İnsanlığı yok ettiğinizde

Ey insanı duygusuzlaştırarak, canileştirerek, vahşete sürükleyerek insanlığı yok etmek isteyen bir kısım sosyal medya kullanıcıları, diğer yayın organları, iş dünyası, insanı soysuzlaştırmayı sanat olarak adlandırıp, iç âlemlerindeki insanlığa olan kinlerini kusanlar, insanlığı yok ettiğiniz de siz de yok olursunuz.

İnsanoğlu zenginliği ve refahı yakaladıkça daha doyumsuz oluyor ve hırslarının-tamahlarının önüne geçen her engel ezip geçilmeye çalışılıyor.

Dolayısıyla daha bencil olunuyor. Kendileri dışında bütün insanlığın kötülüğünü isteyecek kadar şirazesi bozulmuş sürüler haline geliniyor.

Toplumun; yeryüzünde uçan, kaçan, yüzen hiçbir canlının olmadığı kadar vahşileşmesine yol açılıyor. Hiç "yeter" denilmiyor hep "daha" deniliyor.

Hani vahşet ve kanla ülkelerini kuran ve halen dünyayı yaşanmaz kılan ABD'nin, yerli halkı katlettiği sırada bir Kızılderili liderin sözü vardır ya, şöyle der:

-"Son ırmak kuruduğunda, son ağaç yok olduğunda, son balık öldüğünde, beyaz adam paranın yenmeyen bir şey olduğunu anlayacak".

Bizde de aile mefhumu ve mahremiyeti yok edildiğinde; paranın, şöhretin, şanın, konforun, imtiyazın bir halt olmadığı anlaşılacaktır.

İşte yaşananlar ortada. Deizmden, ateiste ve bilmem ne izmlere kadar insani tüm değerlerimiz karma karışık.

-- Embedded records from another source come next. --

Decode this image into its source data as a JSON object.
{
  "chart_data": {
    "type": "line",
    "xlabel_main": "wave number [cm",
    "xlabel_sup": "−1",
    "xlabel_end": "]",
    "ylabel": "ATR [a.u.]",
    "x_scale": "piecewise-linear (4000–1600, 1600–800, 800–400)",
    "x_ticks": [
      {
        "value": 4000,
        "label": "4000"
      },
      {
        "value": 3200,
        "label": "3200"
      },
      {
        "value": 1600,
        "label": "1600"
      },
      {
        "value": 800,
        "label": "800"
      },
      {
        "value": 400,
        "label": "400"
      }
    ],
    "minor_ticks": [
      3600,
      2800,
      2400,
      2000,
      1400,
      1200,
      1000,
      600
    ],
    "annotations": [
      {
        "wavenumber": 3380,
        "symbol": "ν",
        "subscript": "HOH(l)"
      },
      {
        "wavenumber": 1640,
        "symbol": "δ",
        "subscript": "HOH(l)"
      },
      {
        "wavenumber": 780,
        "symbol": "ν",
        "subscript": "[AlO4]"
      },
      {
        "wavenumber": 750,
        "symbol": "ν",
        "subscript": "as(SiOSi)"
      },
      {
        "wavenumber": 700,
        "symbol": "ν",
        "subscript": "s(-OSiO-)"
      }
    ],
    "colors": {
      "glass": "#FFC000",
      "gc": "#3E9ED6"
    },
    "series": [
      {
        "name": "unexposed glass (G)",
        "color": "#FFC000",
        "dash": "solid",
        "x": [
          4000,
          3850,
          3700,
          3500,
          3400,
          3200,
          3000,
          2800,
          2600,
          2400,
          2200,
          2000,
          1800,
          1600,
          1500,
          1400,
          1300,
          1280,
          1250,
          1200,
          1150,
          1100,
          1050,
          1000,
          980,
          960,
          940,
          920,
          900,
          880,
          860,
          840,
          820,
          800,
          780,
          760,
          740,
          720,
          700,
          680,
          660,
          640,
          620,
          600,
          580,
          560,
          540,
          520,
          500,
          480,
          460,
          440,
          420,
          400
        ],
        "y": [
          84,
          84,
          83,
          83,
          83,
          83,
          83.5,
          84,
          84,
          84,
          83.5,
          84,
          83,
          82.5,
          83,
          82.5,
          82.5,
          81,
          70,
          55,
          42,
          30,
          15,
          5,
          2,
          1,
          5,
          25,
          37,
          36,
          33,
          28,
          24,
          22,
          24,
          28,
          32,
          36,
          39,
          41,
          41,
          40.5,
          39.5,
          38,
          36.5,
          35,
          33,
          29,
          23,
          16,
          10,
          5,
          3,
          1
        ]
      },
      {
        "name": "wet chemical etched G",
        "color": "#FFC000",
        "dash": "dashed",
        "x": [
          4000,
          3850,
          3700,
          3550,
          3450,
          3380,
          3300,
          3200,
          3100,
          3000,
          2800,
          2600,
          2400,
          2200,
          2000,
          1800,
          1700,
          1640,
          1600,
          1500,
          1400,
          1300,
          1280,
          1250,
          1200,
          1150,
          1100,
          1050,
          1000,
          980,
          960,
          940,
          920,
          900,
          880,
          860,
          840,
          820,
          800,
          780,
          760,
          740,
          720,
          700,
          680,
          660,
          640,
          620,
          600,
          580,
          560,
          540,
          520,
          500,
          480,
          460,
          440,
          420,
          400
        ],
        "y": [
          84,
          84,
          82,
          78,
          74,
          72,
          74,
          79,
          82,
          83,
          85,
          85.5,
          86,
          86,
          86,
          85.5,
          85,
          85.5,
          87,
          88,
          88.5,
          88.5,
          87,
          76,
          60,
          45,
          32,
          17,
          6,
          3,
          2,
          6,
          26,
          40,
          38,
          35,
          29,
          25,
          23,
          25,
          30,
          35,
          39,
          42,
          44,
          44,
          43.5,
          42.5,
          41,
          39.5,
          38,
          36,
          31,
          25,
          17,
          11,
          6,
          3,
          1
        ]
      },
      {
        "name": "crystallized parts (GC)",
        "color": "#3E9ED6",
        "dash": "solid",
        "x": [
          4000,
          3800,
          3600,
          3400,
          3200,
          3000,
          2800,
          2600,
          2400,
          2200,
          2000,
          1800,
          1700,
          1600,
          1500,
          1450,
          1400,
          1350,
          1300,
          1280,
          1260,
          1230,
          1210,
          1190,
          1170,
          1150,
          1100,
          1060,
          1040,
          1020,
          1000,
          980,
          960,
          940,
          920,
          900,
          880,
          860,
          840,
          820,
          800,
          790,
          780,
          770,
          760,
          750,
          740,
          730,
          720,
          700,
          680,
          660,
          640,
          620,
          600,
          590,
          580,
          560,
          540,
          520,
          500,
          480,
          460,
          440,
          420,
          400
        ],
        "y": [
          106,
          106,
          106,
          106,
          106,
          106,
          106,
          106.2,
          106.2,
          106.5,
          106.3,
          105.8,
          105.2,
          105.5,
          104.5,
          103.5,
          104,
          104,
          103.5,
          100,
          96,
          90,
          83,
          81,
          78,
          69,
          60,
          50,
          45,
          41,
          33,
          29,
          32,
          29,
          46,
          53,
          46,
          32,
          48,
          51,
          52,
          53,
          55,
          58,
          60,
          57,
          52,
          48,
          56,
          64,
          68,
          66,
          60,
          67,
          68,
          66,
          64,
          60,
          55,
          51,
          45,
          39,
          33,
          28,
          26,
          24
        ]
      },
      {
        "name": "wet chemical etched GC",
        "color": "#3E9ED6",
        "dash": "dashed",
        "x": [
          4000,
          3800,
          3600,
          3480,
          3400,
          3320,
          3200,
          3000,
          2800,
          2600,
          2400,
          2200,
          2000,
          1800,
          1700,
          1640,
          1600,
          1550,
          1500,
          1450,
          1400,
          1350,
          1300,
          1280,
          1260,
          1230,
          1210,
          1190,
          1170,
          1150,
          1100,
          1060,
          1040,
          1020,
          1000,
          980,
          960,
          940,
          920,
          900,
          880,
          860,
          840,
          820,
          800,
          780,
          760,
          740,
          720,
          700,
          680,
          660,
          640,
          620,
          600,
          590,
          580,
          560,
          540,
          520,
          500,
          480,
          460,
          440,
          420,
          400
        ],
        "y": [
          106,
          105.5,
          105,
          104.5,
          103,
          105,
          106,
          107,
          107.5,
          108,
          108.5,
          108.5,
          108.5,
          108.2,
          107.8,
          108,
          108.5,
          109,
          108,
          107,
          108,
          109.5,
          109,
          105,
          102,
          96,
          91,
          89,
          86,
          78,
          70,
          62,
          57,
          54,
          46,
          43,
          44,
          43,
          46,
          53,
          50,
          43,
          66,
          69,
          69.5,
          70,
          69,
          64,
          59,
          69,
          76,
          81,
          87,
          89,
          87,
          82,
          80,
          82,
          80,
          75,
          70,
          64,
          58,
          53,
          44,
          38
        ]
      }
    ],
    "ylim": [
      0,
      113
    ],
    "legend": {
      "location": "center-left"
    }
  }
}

Bir de bunun üzerine dinle uğraşanlar ile dini bildiğini zannederek insanlara yön vermeye kalkan kafası ambale olmuş kimseler var ki, onlar da en az diğerleri kadar topluma zarar vermektedir.

İnsan kâinatın en şerefli varlığı denilir. Elbet öyledir. Böylesine şerefli bir varlığın şerefsiz hale getirilmek istendiği ortada. Toplum olarak işte geldiğimiz nokta.

Toplumsal ahlakı yok etmek üzere dışarıdan ve içeriden sürekli beslenen medyanın yaydığı ve gençleri cinnet noktasına getirdiği hakikat pek aşikârdır.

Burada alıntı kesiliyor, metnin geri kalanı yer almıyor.